Und man erinnert sich auch an glückliche Momente.
Wobei: Glück ist nicht das Ziel, es ist eher ein Nebenprodukt. Das sicherste Rezept, nicht glücklich zu sein, ist ein Leben zu führen, wo man sich selbst unablässig in den Mittelpunkt stellt.
Also dieses Facebook-Leben führt, wo alles und jedes, was man gerade so tut und isst, in Wort und Bild festgehalten werden muss. Was am Ende eines Jahres nichts als einen grossen Müllhaufen an Surrogat-Happiness hinterlässt.
Axiom: Glücklich ist, wer die Möglichkeit hat, andere glücklich zu machen.
Ich bin inzwischen in einem Alter, wo ich mir für ein kommendes Jahr nichts mehr vornehmen muss, weil ich nichts mehr werden und erreichen will.
Ich mache keine Karriere mehr, muss nicht mehr als im Jahr zuvor verdienen, brauche keine Anerkennung von vermeintlich wichtigen Leuten mehr, will kein Marathonrennen bestreiten und sicher nicht abnehmen.
Das ist nicht Ausdruck von Resignation, sondern der glückliche Zustand von Freiheit.
«Design your life» ist eine Maxime, die wir unseren vier Kindern mit auf ihren Weg gegeben haben, was sie zu unserer Freude und unserem Glück auch umsetzen.
Und für uns gilt, seit sie weg sind: «Reduce it to the max.»
Weniger besitzen und weniger kaufen.

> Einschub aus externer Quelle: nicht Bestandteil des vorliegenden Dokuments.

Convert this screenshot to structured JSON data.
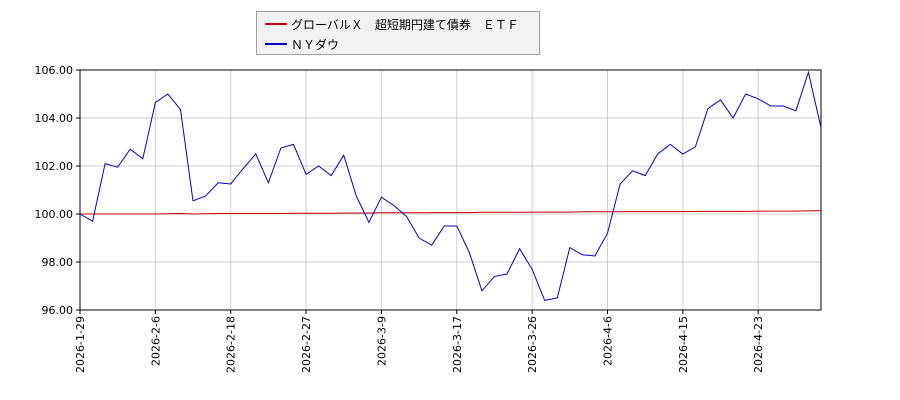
{
  "chart_data": {
    "type": "line",
    "title": "",
    "xlabel": "",
    "ylabel": "",
    "ylim": [
      96.0,
      106.0
    ],
    "yticks": [
      "96.00",
      "98.00",
      "100.00",
      "102.00",
      "104.00",
      "106.00"
    ],
    "xtick_labels": [
      "2026-1-29",
      "2026-2-6",
      "2026-2-18",
      "2026-2-27",
      "2026-3-9",
      "2026-3-17",
      "2026-3-26",
      "2026-4-6",
      "2026-4-15",
      "2026-4-23"
    ],
    "grid": true,
    "legend_position": "top",
    "series": [
      {
        "name": "グローバルＸ　超短期円建て債券　ＥＴＦ",
        "color": "#cc0000",
        "values": [
          100.0,
          100.0,
          100.0,
          100.0,
          100.0,
          100.0,
          100.0,
          100.01,
          100.02,
          100.0,
          100.01,
          100.02,
          100.02,
          100.02,
          100.02,
          100.02,
          100.02,
          100.03,
          100.03,
          100.03,
          100.03,
          100.04,
          100.04,
          100.04,
          100.05,
          100.05,
          100.05,
          100.05,
          100.06,
          100.06,
          100.06,
          100.06,
          100.07,
          100.07,
          100.07,
          100.07,
          100.08,
          100.08,
          100.08,
          100.08,
          100.09,
          100.09,
          100.09,
          100.09,
          100.1,
          100.1,
          100.1,
          100.1,
          100.1,
          100.11,
          100.11,
          100.11,
          100.11,
          100.11,
          100.12,
          100.12,
          100.12,
          100.12,
          100.13,
          100.14
        ]
      },
      {
        "name": "ＮＹダウ",
        "color": "#0000cc",
        "values": [
          100.0,
          99.7,
          102.1,
          101.95,
          102.7,
          102.3,
          104.65,
          105.0,
          104.35,
          100.55,
          100.75,
          101.3,
          101.25,
          101.9,
          102.5,
          101.3,
          102.75,
          102.9,
          101.65,
          102.0,
          101.6,
          102.45,
          100.75,
          99.65,
          100.7,
          100.35,
          99.9,
          99.0,
          98.7,
          99.5,
          99.5,
          98.4,
          96.8,
          97.4,
          97.5,
          98.55,
          97.7,
          96.4,
          96.5,
          98.6,
          98.3,
          98.25,
          99.2,
          101.25,
          101.8,
          101.6,
          102.5,
          102.9,
          102.5,
          102.8,
          104.4,
          104.75,
          104.0,
          105.0,
          104.8,
          104.5,
          104.5,
          104.3,
          105.9,
          103.6
        ]
      }
    ]
  }
}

Wenn wir für ein paar Wochen verreisen, dann hat das, was wir unterwegs brauchen, im Handgepäck Platz.
Und manchmal ist der Kühlschrank einfach leer, ein Bild, das noch vor wenigen Jahren wenn nicht leichte Panikattacken bei einem selbst, so doch laute Proteste der jüngeren Generation ausgelöst hat.
Anders als früher gilt für mich deshalb nicht mehr, dass nichts so lange scheint wie ein kommendes Jahr.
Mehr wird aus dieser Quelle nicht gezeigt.